Ex ante impact of peste des petits ruminants control on micro and macro socioeconomic indicators in Senegal
Vaccination is espoused as the effective control mechanism outlined in the Global Control and Eradication Strategy for peste des petits ruminants (PPR). However, extant studies assert that vaccination can be expensive; hence, the effectiveness of disease control may not necessarily translate to overall profit. Also, the consequences of PPR control on socioeconomic indicators like food and nutrition security at a macro national level is an important lacuna in the literature.
This study seeks to examine the ex ante impact of PPR control strategies on farm-level profitability and the socioeconomic consequences in relation to food and nutrition security at a national level in Senegal. A bi-level system dynamics model, compartmentalised into five modules consisting of integrated production-epidemiological, economics, disease control, marketing, and policy modules, was developed with the STELLA Architect® software, validated, and simulated for 30 years at a weekly timestep.
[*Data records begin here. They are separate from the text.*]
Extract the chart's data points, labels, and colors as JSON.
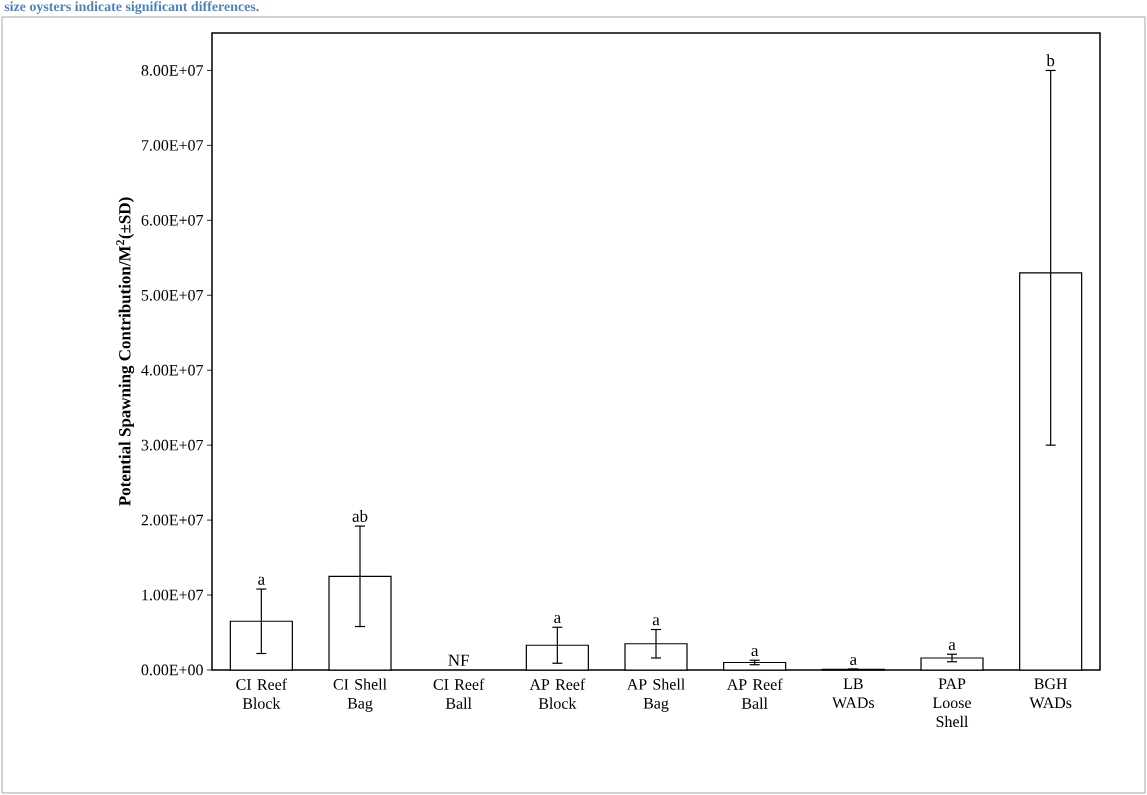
{
  "chart_data": {
    "type": "bar",
    "ylabel": "Potential Spawning Contribution/M$^{2}$(±SD)",
    "annotations": [
      "size oysters indicate significant differences.",
      "a",
      "ab",
      "NF",
      "a",
      "a",
      "a",
      "a",
      "a",
      "b"
    ],
    "categories": [
      "CI Reef Block",
      "CI Shell Bag",
      "CI Reef Ball",
      "AP Reef Block",
      "AP Shell Bag",
      "AP Reef Ball",
      "LB WADs",
      "PAP Loose Shell",
      "BGH WADs"
    ],
    "values": [
      6500000,
      12500000,
      null,
      3300000,
      3500000,
      1000000,
      100000,
      1600000,
      53000000
    ],
    "errors": [
      4300000,
      6700000,
      null,
      2400000,
      1900000,
      300000,
      null,
      500000,
      [
        30000000,
        80000000
      ]
    ],
    "color": "#ffffff",
    "ylim": [
      0,
      85000000
    ],
    "yticks": [
      {
        "value": 0,
        "label": "0.00E+00"
      },
      {
        "value": 10000000,
        "label": "1.00E+07"
      },
      {
        "value": 20000000,
        "label": "2.00E+07"
      },
      {
        "value": 30000000,
        "label": "3.00E+07"
      },
      {
        "value": 40000000,
        "label": "4.00E+07"
      },
      {
        "value": 50000000,
        "label": "5.00E+07"
      },
      {
        "value": 60000000,
        "label": "6.00E+07"
      },
      {
        "value": 70000000,
        "label": "7.00E+07"
      },
      {
        "value": 80000000,
        "label": "8.00E+07"
      }
    ],
    "grid": false
  }
}
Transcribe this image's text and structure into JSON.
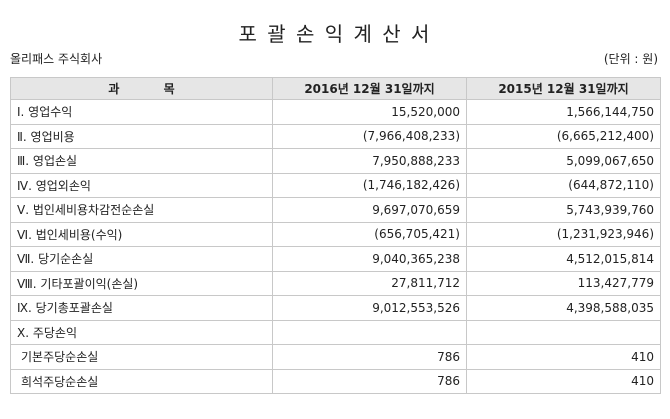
{
  "header": {
    "title": "포 괄 손 익 계 산 서",
    "company": "올리패스 주식회사",
    "unit": "(단위 : 원)"
  },
  "table": {
    "columns": [
      "과 목",
      "2016년 12월 31일까지",
      "2015년 12월 31일까지"
    ],
    "rows": [
      [
        "Ⅰ. 영업수익",
        "15,520,000",
        "1,566,144,750"
      ],
      [
        "Ⅱ. 영업비용",
        "(7,966,408,233)",
        "(6,665,212,400)"
      ],
      [
        "Ⅲ. 영업손실",
        "7,950,888,233",
        "5,099,067,650"
      ],
      [
        "Ⅳ. 영업외손익",
        "(1,746,182,426)",
        "(644,872,110)"
      ],
      [
        "Ⅴ. 법인세비용차감전순손실",
        "9,697,070,659",
        "5,743,939,760"
      ],
      [
        "Ⅵ. 법인세비용(수익)",
        "(656,705,421)",
        "(1,231,923,946)"
      ],
      [
        "Ⅶ. 당기순손실",
        "9,040,365,238",
        "4,512,015,814"
      ],
      [
        "Ⅷ. 기타포괄이익(손실)",
        "27,811,712",
        "113,427,779"
      ],
      [
        "Ⅸ. 당기총포괄손실",
        "9,012,553,526",
        "4,398,588,035"
      ],
      [
        "Ⅹ. 주당손익"
      ],
      [
        "기본주당순손실",
        "786",
        "410"
      ],
      [
        "희석주당순손실",
        "786",
        "410"
      ]
    ]
  }
}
The model was parameterised with data from household surveys from pastoral areas in Northern Senegal and relevant archival data. Nine vaccination scenarios were examined from three vaccination dimensions (vaccination coverage, vaccine wastage, and the provision of government subsidies).
This study’s findings indicate that, compared with a no-vaccination scenario, all the vaccination scenarios for both 26.5% (actual vaccination coverage) and 70% (expected vaccination coverage) resulted in a significant difference in the gross margin earnings and the potential per capita consumption for the supply of mutton and goat meat. At the prevailing vaccination coverage (with or without the provision of government subsidies), farm households will earn on average $69.43 (annually) more than the no-vaccination scenario, and the average per capita consumption for mutton and goat meat will increase by 1.13kg/person/year.
When the vaccination coverage is increased to the prescribed threshold for PPR eradication (i.e., 70%), with or without the provision of government subsidies, the average gross margin earnings will be $72.23 annually and the per capita consumption will increase by 0.1kg/person/year. To examine the impact of vaccine wastage, a within group comparison of the actual and expected vaccination coverage was conducted. The findings indicate that 10% of multiple vaccinations of the same animals will result in a decline in the; (i) average gross margin earnings (annually) by $11.37 and $12.98 for vaccination coverage of 26.5% and 70%, respectively; and (ii) per capita consumption by 0.3kg/person/year and 0.34kg/person/year for the vaccination coverage of 26.5% and 70%, respectively.
Considering that there was no statistically significant difference in the gross margin earnings and the potential per capita consumption when vaccination is performed with or without government subsidies, a sustainable strategy for PPR eradication will include the promotion of the benefits of vaccination via sensitization campaigns to stimulate farmers’ uptake of the practice.